1366 The utility of systemic administration of viral gene therapy vectors in clinical trials is limited. Strategies to improve efficacy are therefore vital.
 Viral ‘hitchhiking’ tackles this problem by exploiting the non-specific adherence of various viral vectors to the surface of T-cell carriers and their subsequent localized release at the tumor site. Here we investigate T-cells as carriers of transcriptionally-targeted, replication-defective, retroviral vectors or oncolytic vesicular stomatitis virus (VSV) in two contrasting systems.
 We have previously shown that hitchhiking of replication-defective viral vectors on T-cells improves the systemic delivery of gene therapy and can result in tumor control in murine models (1). To further investigate T-cells as carriers of transcriptionally targeted replication-defective vectors in epithelial tumors, we have developed a variety of self-inactivating (SIN) retroviral vectors. Internal tumor-selective telomerase promoters (human telomerase reverse transcriptase promoter-hTERTp, and human telomerase RNA promoter- hTRp) drive expression of an enhanced Green Fluorescent Protein (eGFP) marker transgene. We have successfully demonstrated the ability of these SIN vectors to transduce epithelial tumour cell lines. This results in telomerase-dependent eGFP expression, maintained (at lower levels) when the human Jurkat T cell line is used to carry the vectors in vitro, as assessed by FACS analysis.

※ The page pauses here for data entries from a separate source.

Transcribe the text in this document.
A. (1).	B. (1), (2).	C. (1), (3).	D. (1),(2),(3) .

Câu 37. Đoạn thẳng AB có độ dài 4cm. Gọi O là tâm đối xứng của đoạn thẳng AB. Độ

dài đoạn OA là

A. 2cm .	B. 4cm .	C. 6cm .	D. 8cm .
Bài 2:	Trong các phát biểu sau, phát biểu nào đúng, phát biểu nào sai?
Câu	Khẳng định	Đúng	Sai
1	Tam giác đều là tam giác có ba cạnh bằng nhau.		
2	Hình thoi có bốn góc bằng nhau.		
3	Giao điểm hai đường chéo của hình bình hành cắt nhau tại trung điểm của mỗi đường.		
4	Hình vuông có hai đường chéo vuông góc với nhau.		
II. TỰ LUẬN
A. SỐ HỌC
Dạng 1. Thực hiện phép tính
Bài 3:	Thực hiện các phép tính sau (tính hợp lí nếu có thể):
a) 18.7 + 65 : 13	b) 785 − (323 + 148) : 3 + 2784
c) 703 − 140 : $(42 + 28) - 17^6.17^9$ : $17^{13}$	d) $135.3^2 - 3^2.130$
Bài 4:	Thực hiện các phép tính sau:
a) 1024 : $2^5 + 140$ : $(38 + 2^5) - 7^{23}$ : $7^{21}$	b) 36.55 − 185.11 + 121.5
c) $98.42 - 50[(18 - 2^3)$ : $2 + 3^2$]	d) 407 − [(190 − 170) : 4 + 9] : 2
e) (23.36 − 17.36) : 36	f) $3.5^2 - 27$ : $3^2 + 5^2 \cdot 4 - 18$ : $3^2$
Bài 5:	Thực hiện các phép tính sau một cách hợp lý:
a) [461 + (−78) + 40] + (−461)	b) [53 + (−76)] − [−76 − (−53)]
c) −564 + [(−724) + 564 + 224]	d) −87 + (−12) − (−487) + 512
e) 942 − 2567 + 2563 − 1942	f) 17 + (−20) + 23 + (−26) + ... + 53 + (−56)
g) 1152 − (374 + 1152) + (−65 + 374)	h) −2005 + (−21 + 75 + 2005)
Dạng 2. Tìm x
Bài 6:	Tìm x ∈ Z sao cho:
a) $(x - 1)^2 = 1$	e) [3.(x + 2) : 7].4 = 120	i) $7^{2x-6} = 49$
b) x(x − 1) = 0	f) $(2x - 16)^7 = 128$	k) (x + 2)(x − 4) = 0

 We also present a comparison of the cytotoxicity of directly transduced versus hitchhiked SIN vectors containing Herpes Simplex Virus Thymidine Kinase (HSV-tk) and Nitroreductase (NTR) suicide transgenes.
 An alternative approach is to harness oncolytic viral vectors which hold the potential to improve the efficacy of virus-mediated cancer gene therapy. We have used T-cells as carriers of oncolytic VSV in a haematological context. We demonstrate tumour-selective oncolytic ability of VSV variants VSV-delta 51 and VSV-GFP when directly transducing malignant haematological cell lines, but, importantly, not primary T cells, in vitro. Over 80% cell kill was observed in haematological malignant human cell lines, at multiplicity of infection (MOI) as low as 0.1. In contrast, primary T-cells from healthy human donors are relatively resistant to the virus, with 85-90% survival, at MOI as high as 100. Our in vitro model of a potential clinical scenario uses adoptively transferred, autologous T cells as carriers of oncolytic VSV to haematological tumours. We therefore investigated the ability of VSV-GFP to hitchhike on primary T-cells and have demonstrated transgene expression in Molt-4 cells. In vivo assessment of the efficacy of viral hitchhiking on T cells is on going.
 (1) Cole et al. Nat. Med. 2005; 11: 1073-1081.